Back in high school my girlfriend and I were celebrating our 2 year anniversary. I told my mom about it and she offered to pay for dinner for the 2 of us as a gift. My girlfriend and I agreed and my mom gave us $50 to spend at the Olive Garden. We took the $50 and spent it on McDonald’s and beer.

Whew. Now I feel better.[/quote]

Woah…50 bucks for McDonald’s??? Your girlfriend must be an elephant

Offer your current ol lady to her now husband as an exchange, it’s the only way out man. If he accepts, while he is doing your ol lady, you can hit up the past fling wifey, do her and let his dog watch you so you can establish total dominance and therefore wash away all the guilt.

In the words of Lloyd Christmas - “Pussy, pusssyy, pussssyyyy.”

Well, if she didn’t go home with you that night, she was going to go home with someone else. She also probably would have learned from her mistake with you and not mentioned the guy and 2 kids to her next target.

If she fell for you while you were working together closely on a project or something - different story. But make no mistake in your case, she was going to cheat no matter what.

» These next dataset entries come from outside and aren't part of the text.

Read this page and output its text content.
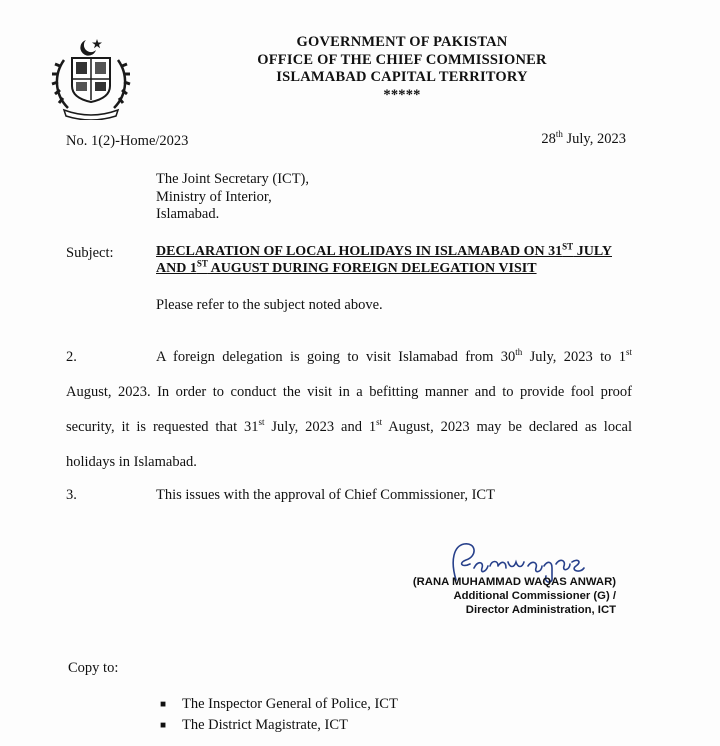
GOVERNMENT OF PAKISTAN
OFFICE OF THE CHIEF COMMISSIONER
ISLAMABAD CAPITAL TERRITORY
*****
No. 1(2)-Home/2023	28th July, 2023
The Joint Secretary (ICT),
Ministry of Interior,
Islamabad.
Subject:	DECLARATION OF LOCAL HOLIDAYS IN ISLAMABAD ON 31ST JULY AND 1ST AUGUST DURING FOREIGN DELEGATION VISIT
Please refer to the subject noted above.
2.	A foreign delegation is going to visit Islamabad from 30th July, 2023 to 1st August, 2023. In order to conduct the visit in a befitting manner and to provide fool proof security, it is requested that 31st July, 2023 and 1st August, 2023 may be declared as local holidays in Islamabad.
3.	This issues with the approval of Chief Commissioner, ICT
(RANA MUHAMMAD WAQAS ANWAR)
Additional Commissioner (G) /
Director Administration, ICT
Copy to:
■ The Inspector General of Police, ICT
■ The District Magistrate, ICT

I agree with seeing a therapist, especially if you don’t feel any better after this thread. Have you been feeling guilty for 3 years straight? If so, run to a therapist. If it just came on, then there’s probably something else in your life that you need to address, which a therapist could help you with.

[quote]needadvice wrote:
I tell her no way, I can’t do this and then she tells me " But i Don’t love him" For some reason I interpreted this as “its ok, shes not really in a relationship if she doesnt love him, go for it.”[/quote]

You refused at first but her lust for your smudge stick was so great that she convinced you in the end?

Shit… You’ve got better morals than me in that department man.

HolyMac?

[quote]BlackLabel wrote:
HolyMac?[/quote]

I was thinking the same…who could be this person?

Since you already went with HM… I’ll take a guess, could it be Oleena?

Who’s next?

[quote]That One Guy wrote:
I think you should see a therapist, because you seem to be experiencing an exaggerated amount of guilt that I don’t think is normal.[/quote]

Therapists don’t do anything except tell you not to kill yourself, followed by a whopping dosage of anti-depressants that MESS YOU UP, and then guess what, you still feel like shit, but you’re numb. Numb all over.

@OP I feel for you man, we’ve all done stuff in our lives that we regret deeply, myself included. Half of these guys on here have no moral compass, so they have no credability. It is normal to feel guilty about something like that, just know that God forgives us for everything we do wrong, and you have already done the right thing through this confession to us. PM me if you ever want to talk.

  • Sar

Do you think that chick that Tiger slept with has this kind of guilt?